Does the American Government regulate ISPM15?
Yes, the ISPM15 is regulated under The International Plant Protection Convention (IPPC), which is a part of the United Nations Food & Agriculture Organisation (FAO) that controls the regulations through the cooperation of member governments of the UN. The United States Department of Agriculture Animal and Plant Health Inspection Service (APHIS) oversees the international standard. On a domestic level, The American Lumber Standard (ALS) enforces the regulation of ISPM15 through the use of third party inspection agencies. These companies, such as Timber Products Inspection Company, are then appointed to monitor pallet manufacturing companies.
What’s the issue?
Following ISPM15 is that following the regulation can be a costly procedure for pallet manufacturing companies. The ALS imposes that recyclers must obliterate all marks on their pallets before once again entering the market. In other words, if a pallet will be resold domestically as a recycled pallet, any existing stamps “should” be obliterated. Unfortunately, not all manufacturers comply with the regulation thus putting compliant manufacturers at a further disadvantage. False stamping and failing to comply creates a disadvantage for pallet manufacturers, their clients and the industry as a whole.

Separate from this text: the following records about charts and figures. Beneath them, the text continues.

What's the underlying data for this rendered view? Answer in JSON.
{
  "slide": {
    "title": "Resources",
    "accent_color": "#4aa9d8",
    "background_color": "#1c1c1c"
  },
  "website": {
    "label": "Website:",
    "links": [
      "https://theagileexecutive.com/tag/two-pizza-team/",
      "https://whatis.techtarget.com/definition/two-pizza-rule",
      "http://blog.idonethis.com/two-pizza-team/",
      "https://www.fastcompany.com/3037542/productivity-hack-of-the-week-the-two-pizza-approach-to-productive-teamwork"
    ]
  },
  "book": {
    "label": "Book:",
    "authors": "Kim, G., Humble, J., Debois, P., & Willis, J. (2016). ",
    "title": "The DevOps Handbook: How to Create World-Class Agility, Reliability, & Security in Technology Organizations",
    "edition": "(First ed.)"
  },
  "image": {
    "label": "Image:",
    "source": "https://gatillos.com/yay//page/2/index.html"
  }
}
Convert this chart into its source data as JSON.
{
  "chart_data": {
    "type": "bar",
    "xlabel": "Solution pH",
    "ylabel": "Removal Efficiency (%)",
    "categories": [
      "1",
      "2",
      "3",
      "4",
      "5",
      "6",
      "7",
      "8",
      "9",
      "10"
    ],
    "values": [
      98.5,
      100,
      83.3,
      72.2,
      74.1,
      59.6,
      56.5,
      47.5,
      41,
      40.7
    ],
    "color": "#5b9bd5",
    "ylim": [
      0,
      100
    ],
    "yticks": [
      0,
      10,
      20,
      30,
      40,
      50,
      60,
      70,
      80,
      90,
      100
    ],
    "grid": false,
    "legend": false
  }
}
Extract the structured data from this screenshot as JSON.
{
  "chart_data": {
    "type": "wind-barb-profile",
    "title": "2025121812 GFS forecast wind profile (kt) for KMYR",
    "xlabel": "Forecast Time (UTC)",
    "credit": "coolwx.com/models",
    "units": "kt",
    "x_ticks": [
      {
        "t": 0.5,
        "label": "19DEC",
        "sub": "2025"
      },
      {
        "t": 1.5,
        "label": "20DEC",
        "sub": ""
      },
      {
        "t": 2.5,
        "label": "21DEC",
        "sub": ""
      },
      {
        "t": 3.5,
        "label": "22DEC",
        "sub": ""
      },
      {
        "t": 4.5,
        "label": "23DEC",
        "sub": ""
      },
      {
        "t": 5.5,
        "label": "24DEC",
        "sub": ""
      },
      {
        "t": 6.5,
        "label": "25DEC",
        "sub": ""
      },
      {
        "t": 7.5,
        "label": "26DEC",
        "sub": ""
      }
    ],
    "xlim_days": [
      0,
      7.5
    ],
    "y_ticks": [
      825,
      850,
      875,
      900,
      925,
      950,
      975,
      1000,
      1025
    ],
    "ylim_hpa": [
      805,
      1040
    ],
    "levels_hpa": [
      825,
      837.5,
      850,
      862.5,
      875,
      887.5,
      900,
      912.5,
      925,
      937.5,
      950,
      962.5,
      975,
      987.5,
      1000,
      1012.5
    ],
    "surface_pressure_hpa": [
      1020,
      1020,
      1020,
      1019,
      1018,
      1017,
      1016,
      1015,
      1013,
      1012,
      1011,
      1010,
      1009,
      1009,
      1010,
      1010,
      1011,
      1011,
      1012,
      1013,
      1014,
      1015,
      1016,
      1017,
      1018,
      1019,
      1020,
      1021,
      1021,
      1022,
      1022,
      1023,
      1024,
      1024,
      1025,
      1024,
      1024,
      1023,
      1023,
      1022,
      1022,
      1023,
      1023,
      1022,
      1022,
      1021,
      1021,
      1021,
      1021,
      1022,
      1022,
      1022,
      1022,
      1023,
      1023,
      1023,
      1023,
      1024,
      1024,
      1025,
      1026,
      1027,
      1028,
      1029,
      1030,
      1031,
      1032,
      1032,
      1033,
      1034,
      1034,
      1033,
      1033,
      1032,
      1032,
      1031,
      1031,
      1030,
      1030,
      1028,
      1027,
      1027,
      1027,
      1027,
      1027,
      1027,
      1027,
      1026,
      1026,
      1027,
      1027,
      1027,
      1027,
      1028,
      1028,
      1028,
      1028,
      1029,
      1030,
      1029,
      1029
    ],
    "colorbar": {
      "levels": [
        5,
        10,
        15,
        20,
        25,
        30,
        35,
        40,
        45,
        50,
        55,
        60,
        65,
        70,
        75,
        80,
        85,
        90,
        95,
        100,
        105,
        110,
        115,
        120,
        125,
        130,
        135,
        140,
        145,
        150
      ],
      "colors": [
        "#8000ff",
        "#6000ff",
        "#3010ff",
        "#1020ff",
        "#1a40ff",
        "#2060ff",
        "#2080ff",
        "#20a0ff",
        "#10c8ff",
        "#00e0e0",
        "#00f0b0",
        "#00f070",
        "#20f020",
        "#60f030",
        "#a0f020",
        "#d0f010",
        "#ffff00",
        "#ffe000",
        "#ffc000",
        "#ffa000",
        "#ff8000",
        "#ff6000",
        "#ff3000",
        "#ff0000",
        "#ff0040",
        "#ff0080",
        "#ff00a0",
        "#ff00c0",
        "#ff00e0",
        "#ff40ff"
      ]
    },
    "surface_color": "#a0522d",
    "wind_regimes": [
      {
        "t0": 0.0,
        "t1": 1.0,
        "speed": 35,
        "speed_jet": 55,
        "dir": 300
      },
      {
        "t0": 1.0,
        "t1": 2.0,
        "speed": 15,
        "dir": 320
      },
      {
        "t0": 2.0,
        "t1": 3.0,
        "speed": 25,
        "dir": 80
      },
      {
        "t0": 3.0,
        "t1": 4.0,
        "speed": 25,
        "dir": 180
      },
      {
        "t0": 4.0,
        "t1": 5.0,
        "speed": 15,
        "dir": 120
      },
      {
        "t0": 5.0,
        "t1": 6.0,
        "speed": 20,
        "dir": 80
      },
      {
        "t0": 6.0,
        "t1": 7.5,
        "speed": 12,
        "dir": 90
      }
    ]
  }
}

How can a consumer ensure that they are buying regulation compliant pallets? Customers can detect falsely certified pallets by inspecting the stamp on their pallet. ISPM15 requires pallets to have marks obliterated and to be properly re-stamped before sale. The stamp should be uniform and should have the manufacturer’s regulatory number clearly visible. If the pallet seems to have several different stamps or numbers on it this is a good indication that the company may not be complying with the program.